İbrahim Karagül, the chief editor of the Islamist pro-Erdoğan daily Yeni Şafak, posted forceful criticism to the new mayor on Twitter shortly before he was confirmed, accusing İmamoğlu of being brought to his new position by a criminal network. He has since deleted the post.

“Even if they give you the official certificate, you’ll never be the legitimate person for that seat,” Karagül said, channelling the ruling party’s accusations of electoral fraud.

“Istanbul will never be surrendered to the supporters of military tutelage who won you (that seat),” he said.

Yet the crowds that turned out to see İmamoğlu receive his certificate told a different story.

Thousands crowded around the Istanbul Metropolitan Municipality to see the newly authorised mayor and witness the end of a saga that turned the mayor’s certificate – mazbata in Turkish – into the topic of front-page news for 17 days.

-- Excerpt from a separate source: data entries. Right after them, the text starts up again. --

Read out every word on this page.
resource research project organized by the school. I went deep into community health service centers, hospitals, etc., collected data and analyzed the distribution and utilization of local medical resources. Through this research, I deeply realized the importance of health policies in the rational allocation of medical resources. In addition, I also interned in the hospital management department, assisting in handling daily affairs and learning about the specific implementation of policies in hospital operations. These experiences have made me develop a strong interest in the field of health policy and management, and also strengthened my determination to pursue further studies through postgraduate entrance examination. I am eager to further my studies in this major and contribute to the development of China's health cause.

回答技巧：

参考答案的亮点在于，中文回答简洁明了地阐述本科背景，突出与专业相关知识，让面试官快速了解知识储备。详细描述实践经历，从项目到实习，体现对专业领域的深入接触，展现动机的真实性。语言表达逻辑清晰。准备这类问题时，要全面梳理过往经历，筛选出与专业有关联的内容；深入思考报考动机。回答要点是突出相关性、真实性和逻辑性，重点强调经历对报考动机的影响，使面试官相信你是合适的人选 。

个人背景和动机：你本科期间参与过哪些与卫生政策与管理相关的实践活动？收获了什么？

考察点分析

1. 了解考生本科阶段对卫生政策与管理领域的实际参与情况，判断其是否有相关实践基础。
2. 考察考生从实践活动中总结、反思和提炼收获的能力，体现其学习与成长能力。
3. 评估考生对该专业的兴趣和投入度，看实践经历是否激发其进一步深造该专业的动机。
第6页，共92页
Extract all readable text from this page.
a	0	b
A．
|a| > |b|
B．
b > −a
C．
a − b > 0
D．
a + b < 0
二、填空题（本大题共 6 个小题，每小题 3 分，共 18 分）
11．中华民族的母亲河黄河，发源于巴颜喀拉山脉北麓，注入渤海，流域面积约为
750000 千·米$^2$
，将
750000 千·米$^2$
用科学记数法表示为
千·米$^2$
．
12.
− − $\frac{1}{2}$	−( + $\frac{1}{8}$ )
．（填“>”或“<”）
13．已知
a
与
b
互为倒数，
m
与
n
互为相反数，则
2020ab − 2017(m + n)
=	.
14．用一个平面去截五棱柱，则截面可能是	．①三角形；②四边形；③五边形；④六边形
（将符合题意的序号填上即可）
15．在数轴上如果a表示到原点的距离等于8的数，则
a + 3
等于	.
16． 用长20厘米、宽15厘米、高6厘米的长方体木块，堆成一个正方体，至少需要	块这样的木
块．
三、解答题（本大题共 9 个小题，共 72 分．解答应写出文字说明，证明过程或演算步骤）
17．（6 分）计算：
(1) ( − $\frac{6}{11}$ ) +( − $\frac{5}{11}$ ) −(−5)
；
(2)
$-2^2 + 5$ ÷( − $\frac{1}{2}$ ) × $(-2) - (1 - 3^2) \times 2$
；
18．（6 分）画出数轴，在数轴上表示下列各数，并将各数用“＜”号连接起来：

CHP lawmaker Barış Yarkadaş posted images of the crowds on Twitter with a note, “Istanbul flocked to Saraçhane.”

While several stations did cover İmamoğlu’s appointment, and hundreds of thousands watched via live stream, NTV, CNN Türk and TRT Haber television stations ran coverage of Turkish first Lady Emine Erdoğan as she spoke at the World Humanitarian Forum in London.

The preference of pro-government channels to simply ignore news items focused on the opposition in favour of blanket coverage favouring the AKP has been a source of concern and criticism for years.

Months of one-sided coverage in the run-up to the March 31 local elections prompted CNN to promise it would train its Turkish affiliate, CNN Türk, to live up to the brand’s standards.